Jacopo Carucci detto il Pontormo

Jacopo Carucci detto il Pontormo

JACOPO CARUCCI DETTO IL PONTORMO

Pordenone (FI) 1494 – Firenze, 1557

IPOCONDRIA – LA “GRAN PAURA”


Jacopo Carucci detto il Pontormo, i suoi malesseri

Dei malesseri di questo grande artista si dispone di una testimonianza redatta di suo pugno, non proprio un diario ma un libro di ricordi. Composto da sedici carte, piegate in maniera arbitraria, conservato in un volume miscellaneo (Codice Magliabecchiano VIII 1490) custodito nella Biblioteca Nazionale Centrale di Firenze. Il Pontormo lo compila nell’ultimo triennio della sua vita.

Dal 7 gennaio 1554 al 23 ottobre del 1556. In queste pagine egli annota semplicemente tutto: consuetudini alimentari, problemi di salute, condizioni del meteo, frequentazioni. In ultimo annota i lavori riguardanti la sua ultima impresa, gli affreschi del coro della basilica fiorentina di San Lorenzo. Impresa a cui dedica gli ultimi dieci anni della sua vita e che lasciò incompiuta. Il nucleo composto dai fogli autografi dell’artista, conosciuto fin da tempi remoti, ha subito nel tempo una dispersione a causa dei vari passaggi di proprietà.

Nel 1902 viene riscoperto dallo storico dell’arte Arduino Colasanti, ma il primo a pubblicarlo è Frederick Mortimer Clapp nel 1916, in versione integrale in appendice alla monografia sul pittore (Frederick Mortimer Clapp. Jacopo Carucci Da Pontormo, His Life and Work.Yale University Press, 1916). La prima edizione integrale italiana è del 1956 di Emilio Cecchi, critico d’arte e letterario fiorentino(Emilio Cecchi, a cura di. Jacopo da Pontormo, Diario, Le Monnier, Firenze, 1956 ).

 

Il diario del pittore

Non a caso il libro si apre con la descrizione di una anomalia climatica nell’anno 1555, a cui si erano accompagnate alcune epidemie che avevano impressionato il pittore. Continua con una serie infinita di malanni:

11 luglio 1555 “…ho cenato in San Lorenzo e beuto un poco di greco. Non che mi paia stare bene, perché ogni tre ore mi viene lo struggimento”

12 agosto 1555 “Lunedì mattina avevo e febbre e lo stomaco sdegnato; cenai che non mi piacque nulla”.

25 luglio 1556 “…la sera mi lavai e piedi e percossi ne l’uscio con un calcio tale che io mi feci male e duolmi insino ad oggi”.
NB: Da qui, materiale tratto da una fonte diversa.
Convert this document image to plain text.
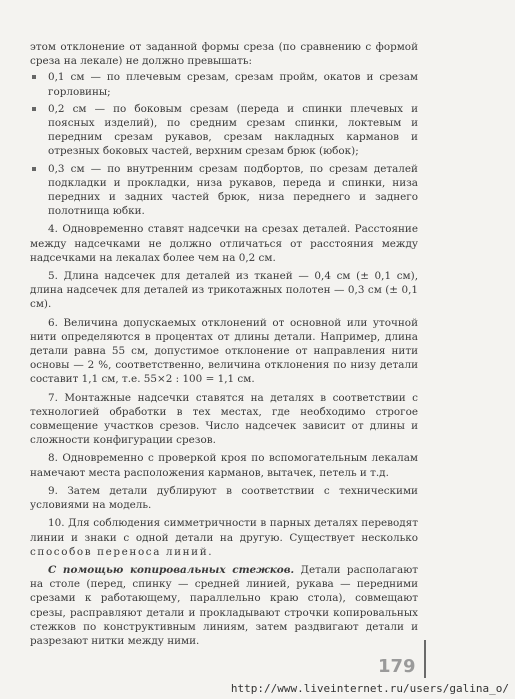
этом отклонение от заданной формы среза (по сравнению с формой среза на лекале) не должно превышать:

0,1 см — по плечевым срезам, срезам пройм, окатов и срезам горловины;
0,2 см — по боковым срезам (переда и спинки плечевых и поясных изделий), по средним срезам спинки, локтевым и передним срезам рукавов, срезам накладных карманов и отрезных боковых частей, верхним срезам брюк (юбок);
0,3 см — по внутренним срезам подбортов, по срезам деталей подкладки и прокладки, низа рукавов, переда и спинки, низа передних и задних частей брюк, низа переднего и заднего полотнища юбки.

4. Одновременно ставят надсечки на срезах деталей. Расстояние между надсечками не должно отличаться от расстояния между надсечками на лекалах более чем на 0,2 см.

5. Длина надсечек для деталей из тканей — 0,4 см (± 0,1 см), длина надсечек для деталей из трикотажных полотен — 0,3 см (± 0,1 см).

6. Величина допускаемых отклонений от основной или уточной нити определяются в процентах от длины детали. Например, длина детали равна 55 см, допустимое отклонение от направления нити основы — 2 %, соответственно, величина отклонения по низу детали составит 1,1 см, т.е. 55×2 : 100 = 1,1 см.

7. Монтажные надсечки ставятся на деталях в соответствии с технологией обработки в тех местах, где необходимо строгое совмещение участков срезов. Число надсечек зависит от длины и сложности конфигурации срезов.

8. Одновременно с проверкой кроя по вспомогательным лекалам намечают места расположения карманов, вытачек, петель и т.д.

9. Затем детали дублируют в соответствии с техническими условиями на модель.

10. Для соблюдения симметричности в парных деталях переводят линии и знаки с одной детали на другую. Существует несколько способов переноса линий.

С помощью копировальных стежков. Детали располагают на столе (перед, спинку — средней линией, рукава — передними срезами к работающему, параллельно краю стола), совмещают срезы, расправляют детали и прокладывают строчки копировальных стежков по конструктивным линиям, затем раздвигают детали и разрезают нитки между ними.

179
http://www.liveinternet.ru/users/galina_o/
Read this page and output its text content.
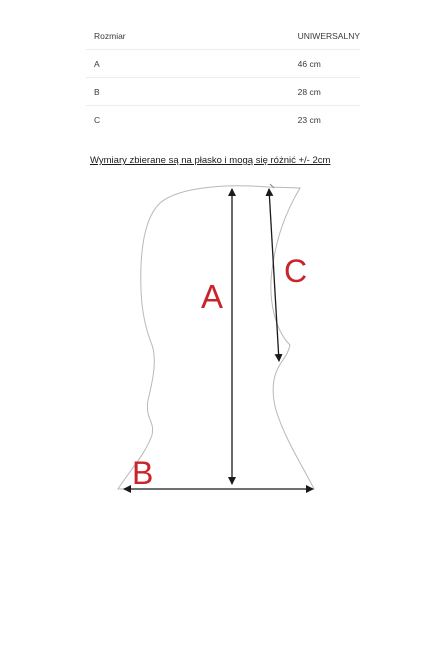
Rozmiar	UNIWERSALNY
A	46 cm
B	28 cm
C	23 cm
Wymiary zbierane są na płasko i mogą się różnić +/- 2cm
A
B
C
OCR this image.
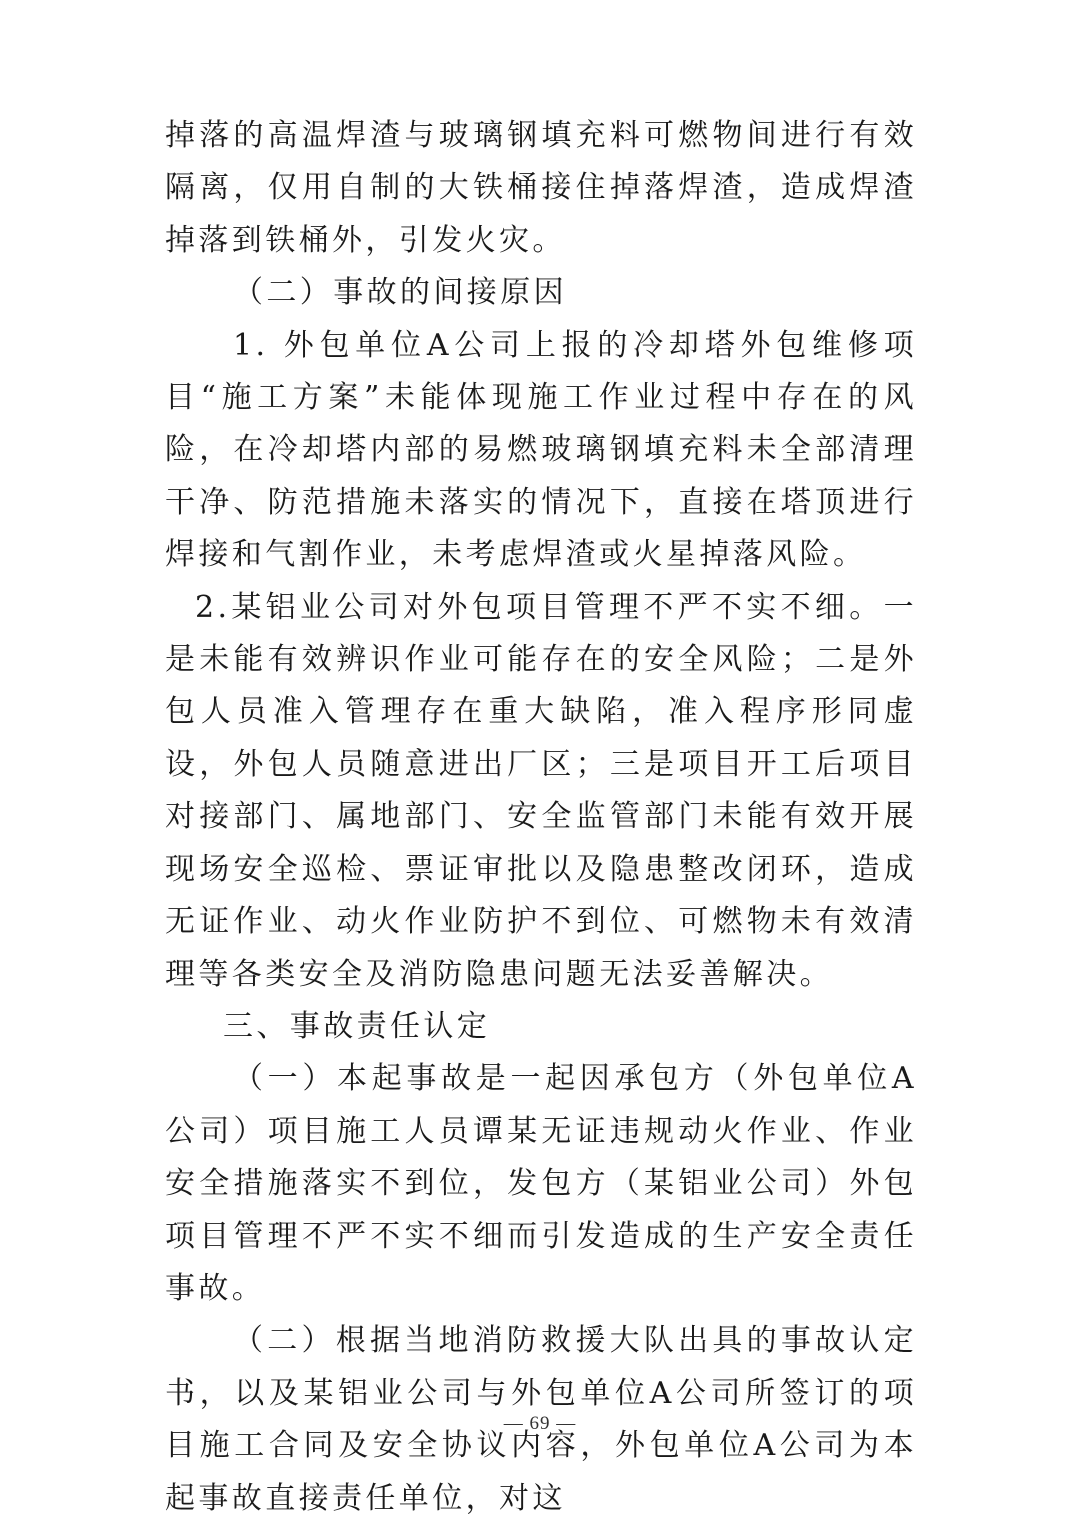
掉落的高温焊渣与玻璃钢填充料可燃物间进行有效隔离，仅用自制的大铁桶接住掉落焊渣，造成焊渣掉落到铁桶外，引发火灾。

（二）事故的间接原因

1. 外包单位A公司上报的冷却塔外包维修项目“施工方案”未能体现施工作业过程中存在的风险，在冷却塔内部的易燃玻璃钢填充料未全部清理干净、防范措施未落实的情况下，直接在塔顶进行焊接和气割作业，未考虑焊渣或火星掉落风险。

2.某铝业公司对外包项目管理不严不实不细。一是未能有效辨识作业可能存在的安全风险；二是外包人员准入管理存在重大缺陷，准入程序形同虚设，外包人员随意进出厂区；三是项目开工后项目对接部门、属地部门、安全监管部门未能有效开展现场安全巡检、票证审批以及隐患整改闭环，造成无证作业、动火作业防护不到位、可燃物未有效清理等各类安全及消防隐患问题无法妥善解决。

三、事故责任认定

（一）本起事故是一起因承包方（外包单位A公司）项目施工人员谭某无证违规动火作业、作业安全措施落实不到位，发包方（某铝业公司）外包项目管理不严不实不细而引发造成的生产安全责任事故。

（二）根据当地消防救援大队出具的事故认定书，以及某铝业公司与外包单位A公司所签订的项目施工合同及安全协议内容，外包单位A公司为本起事故直接责任单位，对这

— 69 —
6 ottobre 1556 “…ma io ho male alla gola”.

Le memorie

Per il regime dietetico Pontormo abbondava con il pane ma scarseggiava con il companatico, in special modo con la carne, forse per avarizia. Un alimento che spesso ricorre è il “pesce d’uovo” ovverosia una frittata di uovo a cui veniva data la forma allungata che ricordava la sagoma di un pesce. E poi: indivia, borragine, cavolo, bietola, radicchio formaggio, agnello capretto e maiale.

Dalle altre pagine si evince il carattere umorale dell’artista che ha pochi amici, tra questi spicca Agnolo Bronzino che spesso è cacciato dalla casa dello stesso Pontormo in maniera scortese. Ad esempio il 15 marzo del 1556 l’artista annota “15, domenica, fu pichiato da Bronzino”. Lo stesso Giorgio Vasari nella seconda edizione delle “Vite de’ più eccellenti pittori scultori e architettori” (1568), parlando della casa del Pontormo la descrive come un casamento fantastico e solitario.

Spiega, descrivendo la stanza dove dormiva e lavorava l’artista, che vi si accedeva tramite una scala che veniva tirata su con una carrucola così che nessuno potesse salire da lui. Spesso anche se era in casa non apriva a nessuno. Questa la vita ipocondriaca, solitaria e scontrosa di un genio dell’arte italiana.